THE sun was bright overhead as they set off on Saturday, the horse heaving his weight into the shafts, his big hooves clopping on the greasy cobblestones of the town, the splodgy red-roan rump showing more grey than Emma cared to see.
When she was a child she had prayed every night for God to keep Barney safe. Now, in her twentieth summer, she was more realistic, but made the request all the same.
Emma had taken pains with her appearance so as to complement Hamilton’s outfit of broadcloth, immaculate linen and tall hat, this being Aunt Maisie’s instruction.
Or so Emma told herself. She had not missed the approving glance the horse-dealer had given her high-crowned straw bonnet, and she made sure she was wearing it today. She had washed her hair in rosemary water and brushed it till it gleamed.
Her gown of sunny yellow matched the colour of the wayside dandelions, some of which were turning to seed that drifted in gossamer fairy-clocks on the breeze.
They were out of the town now, heading along the Old Coach Road, a rutted highway that led eventually into the market town of Whitchurch.
“We turn left at the Feathers Inn,” Hamilton said, shaking the reins to wake the horse up. “It will be several miles yet. Did you not bring a parasol?’’
“No. I never thought to.”
“Alice would fear the sun playing havoc with her complexion.”
“Oh, phooey!” Emma said. “Who cares about a few freckles? How do you know what Alice thinks, anyway?”
“I met her walking her dog and stopped to talk.” He darted a smile. “Why, I do believe you’re jealous.”
“Of course I’m not.”
She squeezed his arm affectionately and sat back in the plush-covered cushions of the passenger seat. One gloved hand clutched the rail-guard against the bounce and sway of the four-wheeled gig, the other shielded her eyes against the sun’s glare.
Leys of sprouting corn and lush red clover went rolling by, and grassy meadows in which sleek cattle browsed. The air was fresh and sweet, so different from the smoky fug of the city; Emma felt her spirits lift accordingly.

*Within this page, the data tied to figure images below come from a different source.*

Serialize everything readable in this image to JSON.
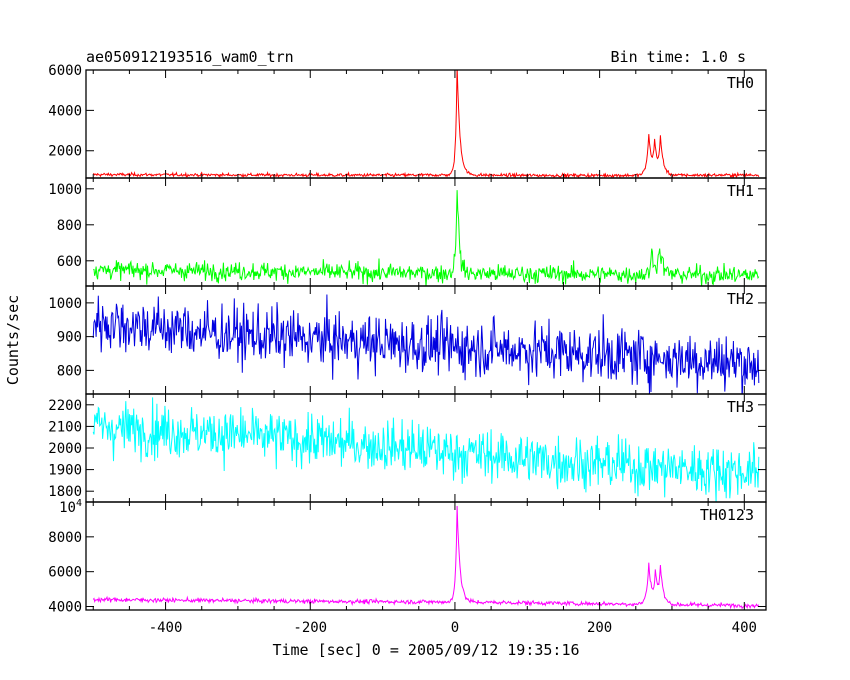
{
  "chart_data": {
    "type": "line",
    "title": "ae050912193516_wam0_trn",
    "bin_time_label": "Bin time: 1.0 s",
    "xlabel": "Time [sec] 0 = 2005/09/12 19:35:16",
    "ylabel": "Counts/sec",
    "xlim": [
      -510,
      430
    ],
    "x_ticks": [
      -400,
      -200,
      0,
      200,
      400
    ],
    "panels": [
      {
        "name": "TH0",
        "color": "#ff0000",
        "ylim": [
          650,
          6000
        ],
        "y_ticks": [
          {
            "v": 2000,
            "label": "2000"
          },
          {
            "v": 4000,
            "label": "4000"
          },
          {
            "v": 6000,
            "label": "6000"
          }
        ],
        "baseline": [
          [
            -500,
            820
          ],
          [
            -300,
            800
          ],
          [
            -100,
            790
          ],
          [
            0,
            800
          ],
          [
            100,
            780
          ],
          [
            250,
            780
          ],
          [
            420,
            800
          ]
        ],
        "noise": 40,
        "peaks": [
          {
            "t": 3,
            "a": 5400,
            "rise": 2,
            "decay": 4
          },
          {
            "t": 268,
            "a": 2000,
            "rise": 3,
            "decay": 4
          },
          {
            "t": 276,
            "a": 1500,
            "rise": 2,
            "decay": 4
          },
          {
            "t": 284,
            "a": 1700,
            "rise": 2,
            "decay": 4
          }
        ]
      },
      {
        "name": "TH1",
        "color": "#00ff00",
        "ylim": [
          460,
          1060
        ],
        "y_ticks": [
          {
            "v": 600,
            "label": "600"
          },
          {
            "v": 800,
            "label": "800"
          },
          {
            "v": 1000,
            "label": "1000"
          }
        ],
        "baseline": [
          [
            -500,
            550
          ],
          [
            0,
            530
          ],
          [
            420,
            520
          ]
        ],
        "noise": 25,
        "peaks": [
          {
            "t": 3,
            "a": 500,
            "rise": 2,
            "decay": 3
          },
          {
            "t": 272,
            "a": 120,
            "rise": 2,
            "decay": 6
          },
          {
            "t": 283,
            "a": 140,
            "rise": 2,
            "decay": 4
          }
        ]
      },
      {
        "name": "TH2",
        "color": "#0000e0",
        "ylim": [
          730,
          1050
        ],
        "y_ticks": [
          {
            "v": 800,
            "label": "800"
          },
          {
            "v": 900,
            "label": "900"
          },
          {
            "v": 1000,
            "label": "1000"
          }
        ],
        "baseline": [
          [
            -500,
            945
          ],
          [
            -300,
            905
          ],
          [
            -100,
            880
          ],
          [
            100,
            860
          ],
          [
            300,
            835
          ],
          [
            420,
            820
          ]
        ],
        "noise": 42,
        "peaks": []
      },
      {
        "name": "TH3",
        "color": "#00ffff",
        "ylim": [
          1750,
          2250
        ],
        "y_ticks": [
          {
            "v": 1800,
            "label": "1800"
          },
          {
            "v": 1900,
            "label": "1900"
          },
          {
            "v": 2000,
            "label": "2000"
          },
          {
            "v": 2100,
            "label": "2100"
          },
          {
            "v": 2200,
            "label": "2200"
          }
        ],
        "baseline": [
          [
            -500,
            2100
          ],
          [
            -300,
            2060
          ],
          [
            -100,
            2010
          ],
          [
            100,
            1950
          ],
          [
            300,
            1905
          ],
          [
            420,
            1890
          ]
        ],
        "noise": 60,
        "peaks": []
      },
      {
        "name": "TH0123",
        "color": "#ff00ff",
        "ylim": [
          3800,
          10000
        ],
        "y_ticks": [
          {
            "v": 4000,
            "label": "4000"
          },
          {
            "v": 6000,
            "label": "6000"
          },
          {
            "v": 8000,
            "label": "8000"
          }
        ],
        "top_label_base": "10",
        "top_label_exp": "4",
        "baseline": [
          [
            -500,
            4400
          ],
          [
            -200,
            4300
          ],
          [
            0,
            4260
          ],
          [
            200,
            4160
          ],
          [
            420,
            4050
          ]
        ],
        "noise": 60,
        "peaks": [
          {
            "t": 3,
            "a": 5600,
            "rise": 2,
            "decay": 4
          },
          {
            "t": 268,
            "a": 2300,
            "rise": 3,
            "decay": 4
          },
          {
            "t": 277,
            "a": 1700,
            "rise": 2,
            "decay": 4
          },
          {
            "t": 284,
            "a": 1900,
            "rise": 2,
            "decay": 4
          }
        ]
      }
    ]
  }
}
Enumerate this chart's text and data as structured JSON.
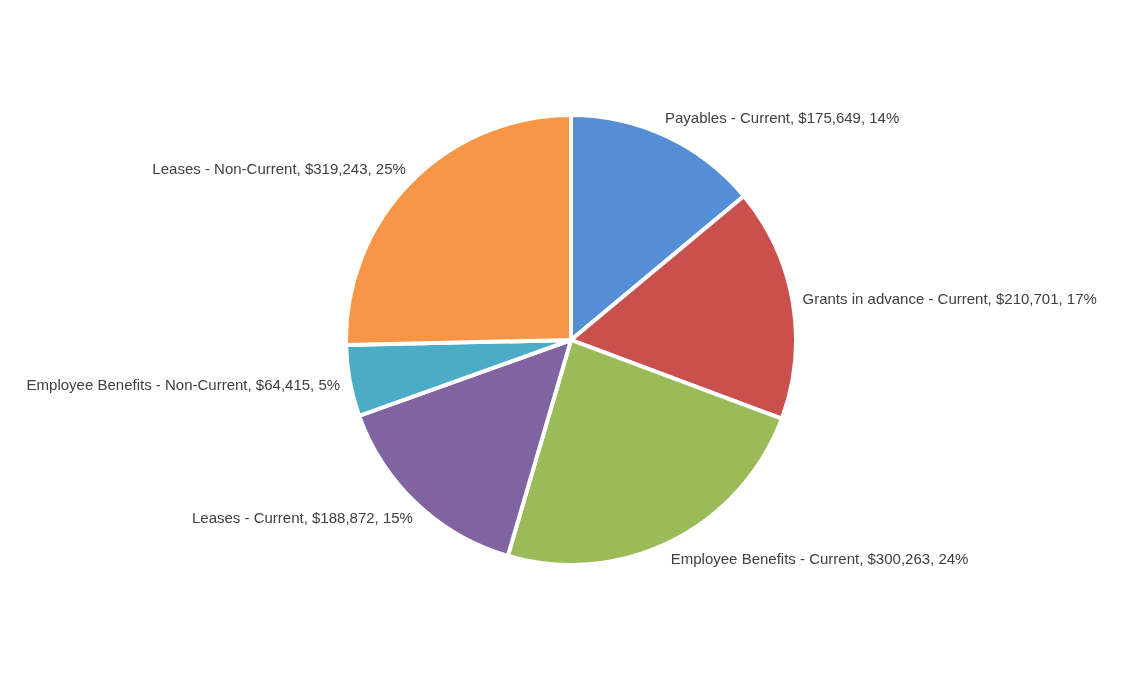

In due course they came to the turning and began the steady uphill haul along twisting lanes frothing with cow parsley. Sun-shadows chased across rugged slopes dotted with flares of golden gorse.
Hedgerows throbbed with birdsong and overhead a skylark trilled and trilled as if it wanted the entire world to share its joy of living.
“Oh!” Emma turned to Hamilton in open wonder. “It’s so lovely here.”
“Yes, it is,” he agreed affably. “Though I dread to think what it’s like in winter. We’re better off in the town.”
“I just love the quiet. It’s hard to believe there are brigands here. I wonder where their hide-out is. There must be caves somewhere.”
“Don’t even think about it.”
“You’re right. It’s far too pleasant a day for that.” All the same, Emma looked more searchingly around her. “Have you the direction? We mustn’t get lost.”
“Never fear, Emma. We’ll be there shortly. Uncle said to watch out for the milestone to Larkton and turn on to a track. It’s steep. It’s to be hoped Barney copes with the pull.”
Soon afterwards the horse drew to a sweating stop in the stable yard. Emma looked about her with interest and a good deal of surprise.
Far from the ramshackle place of her expectations, this yard was neat and orderly.
The roof of the stone-built stabling did not lack any slates and someone had recently been busy with the tar-brush, for the woodwork gleamed blackly in the sunlight.
The heavy double doors were open to the air and in the stalls the rumps that could be seen, hind hooves resting contentedly, were glossy and muscled.
There was no lack of care here and Emma, whilst willing herself not to be cajoled by a pair of deep-blue eyes, felt a rush of regard for the owner.